Anytime first aid is administered inflight, a Flight Attendant Report of Irregularity must be completed.

Always obtain the following information:

Customers full name, address and phone number.
Names, addresses, phone numbers and statements of several witnesses – at least three (3) if possible.
Medical History – Always obtain as much information as possible.
What Is the problem? (i.e., passed out, shortness of breath, chest pain, abdominal pain, complete arrest)
Time problem was first noted.

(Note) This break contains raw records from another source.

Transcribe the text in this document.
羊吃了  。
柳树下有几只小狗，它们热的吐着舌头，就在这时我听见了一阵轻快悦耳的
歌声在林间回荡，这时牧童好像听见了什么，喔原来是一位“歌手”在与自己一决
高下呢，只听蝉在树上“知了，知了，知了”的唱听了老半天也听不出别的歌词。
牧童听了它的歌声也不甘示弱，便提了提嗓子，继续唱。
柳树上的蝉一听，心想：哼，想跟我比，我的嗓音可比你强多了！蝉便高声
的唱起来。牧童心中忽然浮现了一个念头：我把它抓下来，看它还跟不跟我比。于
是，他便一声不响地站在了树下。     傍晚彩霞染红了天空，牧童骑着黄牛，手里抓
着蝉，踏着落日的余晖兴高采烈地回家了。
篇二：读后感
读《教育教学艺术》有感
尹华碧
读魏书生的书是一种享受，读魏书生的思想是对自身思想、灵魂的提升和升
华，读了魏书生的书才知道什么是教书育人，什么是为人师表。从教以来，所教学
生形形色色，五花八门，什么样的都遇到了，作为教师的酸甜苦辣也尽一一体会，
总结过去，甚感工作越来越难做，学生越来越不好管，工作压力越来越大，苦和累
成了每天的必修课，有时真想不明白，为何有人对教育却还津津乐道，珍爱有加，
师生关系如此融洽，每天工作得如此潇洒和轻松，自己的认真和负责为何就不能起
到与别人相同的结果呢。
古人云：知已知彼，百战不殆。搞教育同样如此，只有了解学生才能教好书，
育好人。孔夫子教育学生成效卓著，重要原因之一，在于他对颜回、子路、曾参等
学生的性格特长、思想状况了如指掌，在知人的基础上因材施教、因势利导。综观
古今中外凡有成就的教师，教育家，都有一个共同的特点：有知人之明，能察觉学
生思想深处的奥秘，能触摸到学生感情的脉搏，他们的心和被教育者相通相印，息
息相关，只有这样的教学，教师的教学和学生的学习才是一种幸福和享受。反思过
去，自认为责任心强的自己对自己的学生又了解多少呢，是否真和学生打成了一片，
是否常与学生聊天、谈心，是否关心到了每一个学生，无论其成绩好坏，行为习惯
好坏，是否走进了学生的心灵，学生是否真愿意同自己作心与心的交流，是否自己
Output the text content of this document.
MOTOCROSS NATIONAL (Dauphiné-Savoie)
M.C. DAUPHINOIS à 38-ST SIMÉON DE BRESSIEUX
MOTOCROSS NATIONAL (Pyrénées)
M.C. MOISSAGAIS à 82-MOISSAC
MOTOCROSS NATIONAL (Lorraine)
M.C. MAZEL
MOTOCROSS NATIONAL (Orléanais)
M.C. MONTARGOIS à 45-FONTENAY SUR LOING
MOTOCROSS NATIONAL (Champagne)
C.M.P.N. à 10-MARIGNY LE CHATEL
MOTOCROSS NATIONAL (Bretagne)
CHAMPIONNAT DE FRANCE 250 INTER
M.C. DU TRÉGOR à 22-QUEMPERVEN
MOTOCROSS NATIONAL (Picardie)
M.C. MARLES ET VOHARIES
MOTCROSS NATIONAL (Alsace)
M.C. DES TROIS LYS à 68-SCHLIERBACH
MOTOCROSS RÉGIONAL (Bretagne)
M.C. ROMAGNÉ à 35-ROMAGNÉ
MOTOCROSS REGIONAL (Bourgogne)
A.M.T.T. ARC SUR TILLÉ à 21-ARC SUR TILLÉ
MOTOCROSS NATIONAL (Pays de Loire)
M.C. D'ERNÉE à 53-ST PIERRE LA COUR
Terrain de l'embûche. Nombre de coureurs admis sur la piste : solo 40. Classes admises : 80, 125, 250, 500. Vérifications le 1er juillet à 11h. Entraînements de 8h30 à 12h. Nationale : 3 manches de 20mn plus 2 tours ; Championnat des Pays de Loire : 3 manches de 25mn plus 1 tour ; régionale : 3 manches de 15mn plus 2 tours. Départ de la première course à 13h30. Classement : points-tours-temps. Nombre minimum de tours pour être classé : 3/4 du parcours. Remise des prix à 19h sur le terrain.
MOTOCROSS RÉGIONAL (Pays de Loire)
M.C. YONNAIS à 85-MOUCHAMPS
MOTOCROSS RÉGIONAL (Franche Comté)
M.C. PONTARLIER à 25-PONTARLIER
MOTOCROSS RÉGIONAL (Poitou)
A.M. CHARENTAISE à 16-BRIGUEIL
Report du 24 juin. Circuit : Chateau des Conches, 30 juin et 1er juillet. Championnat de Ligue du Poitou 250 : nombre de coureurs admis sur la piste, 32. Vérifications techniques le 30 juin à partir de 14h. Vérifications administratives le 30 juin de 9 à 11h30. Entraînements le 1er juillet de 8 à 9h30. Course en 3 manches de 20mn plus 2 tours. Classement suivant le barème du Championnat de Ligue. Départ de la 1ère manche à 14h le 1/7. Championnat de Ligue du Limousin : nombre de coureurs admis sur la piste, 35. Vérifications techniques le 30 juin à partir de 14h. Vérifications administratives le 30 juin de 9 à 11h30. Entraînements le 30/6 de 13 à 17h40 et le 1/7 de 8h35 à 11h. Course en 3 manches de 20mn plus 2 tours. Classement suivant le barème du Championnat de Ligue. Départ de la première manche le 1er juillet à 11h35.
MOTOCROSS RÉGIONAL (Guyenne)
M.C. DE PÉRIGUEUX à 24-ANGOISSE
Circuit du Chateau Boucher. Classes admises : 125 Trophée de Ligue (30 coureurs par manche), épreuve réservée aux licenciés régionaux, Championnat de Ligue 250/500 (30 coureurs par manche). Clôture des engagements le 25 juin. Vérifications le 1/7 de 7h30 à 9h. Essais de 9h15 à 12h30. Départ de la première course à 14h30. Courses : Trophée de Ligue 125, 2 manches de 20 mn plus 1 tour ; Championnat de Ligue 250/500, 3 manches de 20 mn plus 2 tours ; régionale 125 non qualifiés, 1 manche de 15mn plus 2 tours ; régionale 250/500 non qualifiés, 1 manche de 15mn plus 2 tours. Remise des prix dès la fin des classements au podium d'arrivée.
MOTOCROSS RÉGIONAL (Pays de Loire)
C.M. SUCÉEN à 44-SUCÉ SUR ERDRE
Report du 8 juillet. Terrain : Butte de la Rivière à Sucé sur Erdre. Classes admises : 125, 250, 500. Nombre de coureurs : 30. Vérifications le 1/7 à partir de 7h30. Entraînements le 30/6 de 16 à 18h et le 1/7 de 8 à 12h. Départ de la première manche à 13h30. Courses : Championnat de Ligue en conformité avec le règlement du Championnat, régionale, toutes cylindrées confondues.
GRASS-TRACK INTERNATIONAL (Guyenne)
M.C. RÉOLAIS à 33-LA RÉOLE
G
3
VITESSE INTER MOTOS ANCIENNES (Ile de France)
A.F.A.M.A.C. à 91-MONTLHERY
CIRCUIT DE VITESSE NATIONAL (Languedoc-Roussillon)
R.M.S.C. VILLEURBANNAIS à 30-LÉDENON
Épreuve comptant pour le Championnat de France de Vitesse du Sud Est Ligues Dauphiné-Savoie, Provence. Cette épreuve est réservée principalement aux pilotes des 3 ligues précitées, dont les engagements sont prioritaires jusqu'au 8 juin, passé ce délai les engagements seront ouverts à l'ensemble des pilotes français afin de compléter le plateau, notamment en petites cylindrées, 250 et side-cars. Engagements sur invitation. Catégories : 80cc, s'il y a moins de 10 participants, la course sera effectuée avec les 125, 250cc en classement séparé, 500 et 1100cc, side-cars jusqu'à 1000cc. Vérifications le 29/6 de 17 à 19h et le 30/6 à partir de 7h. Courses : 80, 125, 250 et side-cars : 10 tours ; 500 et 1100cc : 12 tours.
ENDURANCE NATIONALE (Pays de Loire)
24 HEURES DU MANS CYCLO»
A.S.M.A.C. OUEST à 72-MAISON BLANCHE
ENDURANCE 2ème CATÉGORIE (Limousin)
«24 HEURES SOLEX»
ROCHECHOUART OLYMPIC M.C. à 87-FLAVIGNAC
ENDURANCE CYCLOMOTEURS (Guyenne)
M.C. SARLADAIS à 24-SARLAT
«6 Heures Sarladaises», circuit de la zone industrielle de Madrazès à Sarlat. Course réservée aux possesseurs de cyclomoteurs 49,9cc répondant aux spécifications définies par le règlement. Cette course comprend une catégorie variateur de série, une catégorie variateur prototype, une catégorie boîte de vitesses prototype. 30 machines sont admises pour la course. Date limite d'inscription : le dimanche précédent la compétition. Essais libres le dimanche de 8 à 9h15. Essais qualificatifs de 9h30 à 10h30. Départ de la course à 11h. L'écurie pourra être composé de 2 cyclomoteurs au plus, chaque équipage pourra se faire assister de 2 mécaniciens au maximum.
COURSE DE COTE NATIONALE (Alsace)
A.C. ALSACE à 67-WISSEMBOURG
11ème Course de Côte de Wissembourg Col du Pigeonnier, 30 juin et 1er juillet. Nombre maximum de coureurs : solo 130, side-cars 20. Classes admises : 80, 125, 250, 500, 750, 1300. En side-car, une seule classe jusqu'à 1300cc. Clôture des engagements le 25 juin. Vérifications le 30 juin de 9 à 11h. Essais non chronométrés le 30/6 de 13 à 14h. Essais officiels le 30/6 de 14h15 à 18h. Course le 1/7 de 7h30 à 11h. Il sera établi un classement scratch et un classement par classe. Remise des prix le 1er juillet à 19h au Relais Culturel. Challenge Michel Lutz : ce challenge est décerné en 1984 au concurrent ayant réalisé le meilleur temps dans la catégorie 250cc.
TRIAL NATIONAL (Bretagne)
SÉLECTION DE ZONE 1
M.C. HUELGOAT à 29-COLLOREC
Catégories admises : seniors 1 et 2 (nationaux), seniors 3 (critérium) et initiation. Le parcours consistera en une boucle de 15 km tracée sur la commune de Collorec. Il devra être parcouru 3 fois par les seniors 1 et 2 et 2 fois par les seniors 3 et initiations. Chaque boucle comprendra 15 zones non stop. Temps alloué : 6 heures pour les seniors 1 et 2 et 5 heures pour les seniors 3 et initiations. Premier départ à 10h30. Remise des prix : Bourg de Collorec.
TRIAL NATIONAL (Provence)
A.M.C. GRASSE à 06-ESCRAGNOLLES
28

If prior to flight, indicate hours, days, weeks etc.
Has this ever happened before? If so, when and where? Also note number of seizures or attacks and duration of such. If oxygen is administered, note the length of time on oxygen.
Is the customer under care for an illness at this time? If so, when and where?
Is the customer under a physician’s care at this time? If so, obtain physician’s name, address, and phone number.
Is the customer currently on medication? If so, obtain name of medication.
Explain treatment given.
Customer’s response to treatment, including remarks.
Should medical attention be requested, the preceding information will help the Captain with ground communication.
FIRST AID EQUIPMENT

Flight Attendant POUCH

The Flight Attendant Pouch contains various items for first aid. It is available for daily use as required. First aid items in this pouch should be used instead of the sealed First Aid Kit unless a situation occurs requiring additional items.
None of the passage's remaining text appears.